Wildlife at Formby
With long stretches of beach, sand dunes, pine woods and deciduous woodland stretching over 1000 acres, Formby's varied terrain is home to a diverse range of wildlife that we care for all year round.
Formby is within the North Merseyside and West Lancashire Red Squirrel Stronghold, one of a few refuges left for red squirrels across the UK. We are very proud of our red squirrel population at Formby, and want to do what’s best for them.
In Winter breeding behaviour can often be spotted from January onwards, watch for red squirrels chasing each other round tree trunks and through the canopy. Many visitors ask if red squirrels hibernate and are surprised to find out that they don’t. They’ll be awake all Winter surviving on the food they foraged for in Autumn.
A threatened species
In 2007, the deadly squirrel pox virus reached the Formby area, wiping out around 80% of the red squirrel population. A hard winter further reduced the population to only 15% of the pre-pox level. However since then the population has recovered, and it's now back to approximately 85% of the levels in spring 2002.
Sand dune wildlife
The dunes at Formby and along the Sefton coastline provide important breeding sites for a number of rare sand dune species, including several European Protected Species and Red Data Book species. These include the nocturnal Natterjack Toad, the colourful Sand Lizard and the beautiful Dune Helleborine.

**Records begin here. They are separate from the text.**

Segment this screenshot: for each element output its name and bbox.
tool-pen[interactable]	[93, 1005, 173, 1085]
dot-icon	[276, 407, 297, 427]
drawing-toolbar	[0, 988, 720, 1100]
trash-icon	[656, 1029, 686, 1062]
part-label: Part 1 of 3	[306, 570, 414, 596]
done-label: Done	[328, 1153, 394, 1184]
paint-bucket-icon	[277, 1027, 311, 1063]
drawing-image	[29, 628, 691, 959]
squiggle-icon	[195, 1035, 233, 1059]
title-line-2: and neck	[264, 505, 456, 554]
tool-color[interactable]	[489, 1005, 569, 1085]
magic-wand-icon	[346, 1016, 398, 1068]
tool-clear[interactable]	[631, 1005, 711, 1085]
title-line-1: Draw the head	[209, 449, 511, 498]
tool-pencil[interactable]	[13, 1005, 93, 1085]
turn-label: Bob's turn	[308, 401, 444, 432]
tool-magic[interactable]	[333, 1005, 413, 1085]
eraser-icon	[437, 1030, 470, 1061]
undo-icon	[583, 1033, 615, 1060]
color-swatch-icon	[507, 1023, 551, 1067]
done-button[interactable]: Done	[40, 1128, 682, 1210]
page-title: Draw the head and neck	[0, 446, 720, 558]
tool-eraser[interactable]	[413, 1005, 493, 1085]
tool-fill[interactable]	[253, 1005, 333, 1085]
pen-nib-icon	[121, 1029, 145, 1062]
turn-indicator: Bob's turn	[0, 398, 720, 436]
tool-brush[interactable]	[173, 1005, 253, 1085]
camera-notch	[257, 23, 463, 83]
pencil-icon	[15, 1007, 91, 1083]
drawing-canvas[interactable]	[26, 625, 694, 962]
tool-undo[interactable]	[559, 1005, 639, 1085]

During the Winter months some of our rarest species are tucked up hibernating both Natterjack Toads and Sand Lizards hibernate in burrows in the sand dunes where the temperatures barely fluctuate.
With such a varied landscape there's a huge variety of birds to be seen at Formby. A recent survey of the beach included knot, Arctic tern, gulls, bar-tailed godwit, oystercatcher, sanderling and dunlin. The woodlands are home to tree creepers, nuthatch and greater spotted woodpecker while redpoll, siskin and crossbill can be seen from time to time. In the dunes, favourite sightings include meadowpit, skylark and wheatear.
Winter is a good time to look for waders feeding out on the foreshore, species include knot, sanderling, oystercatcher and dunlin.